So, Swim has Done A/B, STB, and BLAB with FASI.

Lately his method of extraction has become: STB with a pre-acid soak like in BLAB, but then with a twist, instead of precipping with FASI he takes the limonene and performs three or four vinegar washes and then combines the washes, adds excess base, and does several naptha pulls - in essence taking the limonene and doing a A/B on it.
SWIM finds that it produces very pure DMT while retaining the limonene for recycling.

What's your overall approach?

BLAB // Vinergar // Freebase conversion with heat // Add caapi leaves, mullein, mapacho, lavender // Dry // Smoke

thanks house.

GOD I love hot solutions, they're so much better at dissolving.
and filling it RIGHT up to the neck so that its easy to get that very last little bit of n.p

AND scooshing it back in there to kick up all the sediment so you know you've got that
not quite freebase not quite acidic residue to pull from!

and i love recrystalising until its totally pure!!! Mwahhaha

SWIMS operation has become pretty efficient. Alot of recycling involved, for example; he's just Based a load of dmt acetate containing white vinegar to maximum, and extracted all the DMT from it with naptha. now, he's labeled it 'based water' and will use it with some fresh mimosa, as it still contains DMT. That way, whatever DMT was in it will add to the MHRB soup and be extracted next time round.

yeah recycling solvent is great... SWIM has done different kinds also, from STBs to A/Bs and BLAB, using limo, salting with vinegar, FASI, FASW... last one he's making now, he's comparing the yields between acetate and FASI in a side by side extraction... once results are in he will post back. He might also compare the freebasing with IPA pull or Acetone pull or pulling inactives with water like amor fati's approach

having pure dmt crystalizing in the freezer is like magic! wonderful to do.. but SWIM actually preffers to be smoking stuff extracted with the food grade chems..
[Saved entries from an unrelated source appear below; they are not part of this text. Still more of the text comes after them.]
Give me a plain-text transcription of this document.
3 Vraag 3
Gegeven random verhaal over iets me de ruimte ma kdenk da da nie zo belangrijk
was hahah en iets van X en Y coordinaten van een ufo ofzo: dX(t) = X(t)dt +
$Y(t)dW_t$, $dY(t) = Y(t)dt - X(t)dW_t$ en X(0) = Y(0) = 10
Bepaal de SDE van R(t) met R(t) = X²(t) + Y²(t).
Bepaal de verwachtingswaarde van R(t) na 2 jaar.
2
I don't mind about food-grade chemicals so much, Although I love the idea I can't put up a decent enough argument for using 100% natural soaps and products in our house, especially when my partner doesn't like the smell of ecover detergent. (I love it, personally)

Standard A(HCL)/B(NaOH), freezer precip, recycle solvents. Everything gets turned into Changa.

-acidic soak/stir/heat (stirrer/hot plate)...usually phoshporic acid; pH 3
-combined, decanted, filtered, reduced
-based with calcium hydroxide; mhrb/lime mass dried completely and turned into fine powder
-pull with limonene (heated & stirred)
-salt with FASW, FASI or vinegar...(FASI the last few times; vinegar next time, to try the acetate boil off technique)
-base results with 2 parts calcium hydroxide; react, then dry completely
-pull with IPA or heptane

This next time will be something like this:

-vinegar or phos acid solution soak/stir/heat
-base with lime
-pull with limonene (heat & stir)
-salt with vinegar
-"heat off" acetates
-fuse freebase goo into caapi leaf, mullein & blue lily petals

2 pans 1 for reducing as I go one for bark simmering.

Lots of water with the bark with a couple of dashes of citric acid, followed by 2-3 days of boiling and reducing until no colour is being pulled from the bark

Fridge overnight, then filtered, then based with NaOH, then exausted with naphtha, then exausted with limonene/FASW to store as fumerate for adding to aya .

Naphtha pulls to be cooled very slowly for nice clear swords first time round

Currently SWIM is working on polishing the following procedure:

1. CSLE with acidified 91% IPA. Later IPA is recycled.
2. Heptane defat. Heptane is recycled later.
3. Basification to ~11 with lye.
4. 3-4 heptane pulls with a sep funnel.
5. Reducing combined pulls in a distillator to ~1/5th of the starting volume.
6. Freeze-precip.
7. Re-x (most often not necessary).

So far, this is the most time/material/energy-efficient procedure of all that SWIM tried (STB, A/B, Panoramix). With 50g of mhrb it takes less than 8 hours before the solvent is freeze-precipping.